The Singapore government is paying UK startup creator Entrepreneur First (EF) to launch its company-building programme in Singapore, Business Insider has learned.
EF, founded by Matt Clifford and Alice Bentinck in 2011, provides deeply technical people with £17,000 in pre-seed funding so they can build a technology startup over a six month period. In return, it takes an 8% equity stake.
During the six months, members of the cohort team up with like-minded people on the EF programme and cofound a company with mentoring and support from the EF network. They also get a desk to work from.
EF, which plans to launch its programme in Singapore this October, raised £8.5 million last July from a range of investors. However, none of that money is being used for the expansion. Instead, the bill is being picked up by Infocomm Investments, a venture capital unit funded by the Singapore government to the tune of $200 million (£141 million). Infocomm Investments did not disclose how much it is giving EF for the expansion.

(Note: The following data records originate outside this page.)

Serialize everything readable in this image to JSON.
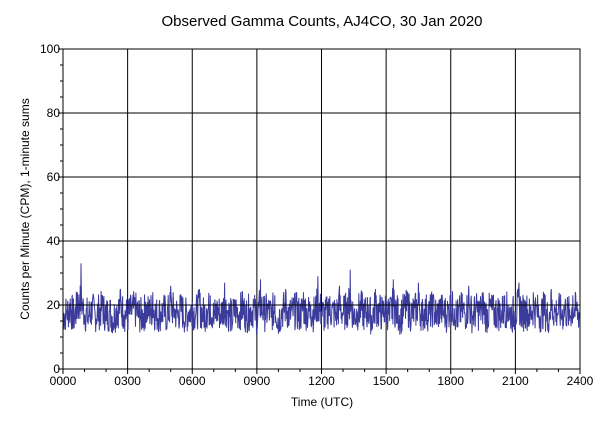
{
  "chart_data": {
    "type": "line",
    "title": "Observed Gamma Counts, AJ4CO, 30 Jan 2020",
    "xlabel": "Time (UTC)",
    "ylabel": "Counts per Minute (CPM), 1-minute sums",
    "xlim": [
      0,
      1440
    ],
    "ylim": [
      0,
      100
    ],
    "x_ticks": [
      {
        "value": 0,
        "label": "0000"
      },
      {
        "value": 180,
        "label": "0300"
      },
      {
        "value": 360,
        "label": "0600"
      },
      {
        "value": 540,
        "label": "0900"
      },
      {
        "value": 720,
        "label": "1200"
      },
      {
        "value": 900,
        "label": "1500"
      },
      {
        "value": 1080,
        "label": "1800"
      },
      {
        "value": 1260,
        "label": "2100"
      },
      {
        "value": 1440,
        "label": "2400"
      }
    ],
    "y_ticks": [
      {
        "value": 0,
        "label": "0"
      },
      {
        "value": 20,
        "label": "20"
      },
      {
        "value": 40,
        "label": "40"
      },
      {
        "value": 60,
        "label": "60"
      },
      {
        "value": 80,
        "label": "80"
      },
      {
        "value": 100,
        "label": "100"
      }
    ],
    "grid": true,
    "reference_line": 20,
    "series_color": "#3b3b9c",
    "series": [
      {
        "x_interval_minutes": 10,
        "values": [
          14,
          18,
          22,
          13,
          24,
          33,
          17,
          14,
          21,
          16,
          19,
          23,
          15,
          18,
          12,
          20,
          25,
          17,
          14,
          19,
          22,
          16,
          13,
          21,
          18,
          24,
          15,
          17,
          20,
          14,
          26,
          19,
          16,
          22,
          13,
          18,
          21,
          17,
          25,
          15,
          19,
          23,
          14,
          20,
          16,
          27,
          18,
          12,
          21,
          17,
          24,
          15,
          19,
          22,
          13,
          28,
          17,
          20,
          16,
          23,
          11,
          19,
          25,
          15,
          18,
          21,
          14,
          24,
          17,
          20,
          16,
          29,
          18,
          13,
          22,
          19,
          15,
          26,
          17,
          21,
          31,
          14,
          18,
          23,
          16,
          20,
          12,
          25,
          19,
          17,
          22,
          15,
          28,
          18,
          13,
          21,
          24,
          16,
          19,
          27,
          15,
          20,
          17,
          23,
          14,
          22,
          18,
          16,
          25,
          19,
          13,
          21,
          17,
          26,
          15,
          20,
          18,
          24,
          14,
          22,
          17,
          19,
          16,
          23,
          20,
          15,
          18,
          27,
          17,
          21,
          14,
          24,
          19,
          16,
          22,
          12,
          25,
          18,
          20,
          16,
          21,
          15,
          23,
          19,
          17,
          26,
          14,
          22,
          18,
          20,
          16,
          24,
          15,
          21,
          19,
          17,
          28,
          22,
          14,
          19,
          16,
          23,
          18,
          21,
          15,
          25,
          17,
          20,
          19,
          39,
          16,
          22,
          18,
          24,
          15,
          21,
          17,
          32,
          19,
          14,
          23,
          20,
          16,
          26,
          18,
          22,
          15,
          19,
          21,
          17,
          20,
          18
        ]
      }
    ]
  }
}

The Singapore government hopes the launch of EF in Singapore will fuel startup development in the island-state and encourage more young Singaporeans to pursue a career in technology as opposed to finance or professional services — the industries Singapore has become famous for.
Representatives from Infocomm Investments and the Singapore government attended an event in London this week to mark what is EF’s first overseas foray.
Speaking at EF’s new London space, a former biscuit factory in Bermondsey, Singapore’s Deputy Prime Minister and Coordinating Minister for Economic and Social Policies, Tharman Shanmugaratnam, said Singapore needs to get more people interested in building innovative young companies.
“Entrepreneur First is a very interesting model that will be a useful addition to our ecosystem in Singapore,” said Shanmugaratnam. “There’s potential not just to create startups but also to change perceptions as to what the more desired career paths are in Singapore. That’s a very important part of what we’re trying to do.”
Steve Leonard, chairman of Infocomm Investments, told Business Insider: “I met Matt and Alice a couple of years ago, so having watched their journey, it became more clear that what they’re doing is something we could benefit from.”
It’s understood that Clifford and Bentinck initially refused to expand to Singapore because they wanted to focus on growing the UK operation but they came round to the idea eventually .
Leonard said: “They met a bunch of students in Singapore and came back and said ‘you know what there’s actually a lot of raw material there in terms of [talented] young kids and money.'”
Clifford and Bentinck denied that they were expanding EF to Singapore purely because that’s where Infocomm Investments, now one of its largest backers, is based.
Clifford, who is also CEO of EF, said, “Entrepreneur First is the biggest creator of startups in Europe, and we have ambitions to be even bigger. We started with the vision that the best and most ambitious people will be founders. When talking about talent, innovation and the desire to create startups, Singapore is second to none.”
“With the strong support of Infocomm Investments, our first international office in Singapore marks a new chapter for us and we are extremely excited.”
To date, EF has built 45 startups which have raised over $60 million (£42 million) in venture capital funding. Collectively, these startups are now worth more than $250 million (£176 million), EF claims. The portfolio includes deep tech firms (Magic Pony Technology, Adbrain, and Tractable), marketplaces (Hubble, ClickMechanic), consumer products (Prizeo, Code Kingdoms), and hardware (Balze, Pi-Top, Speakset).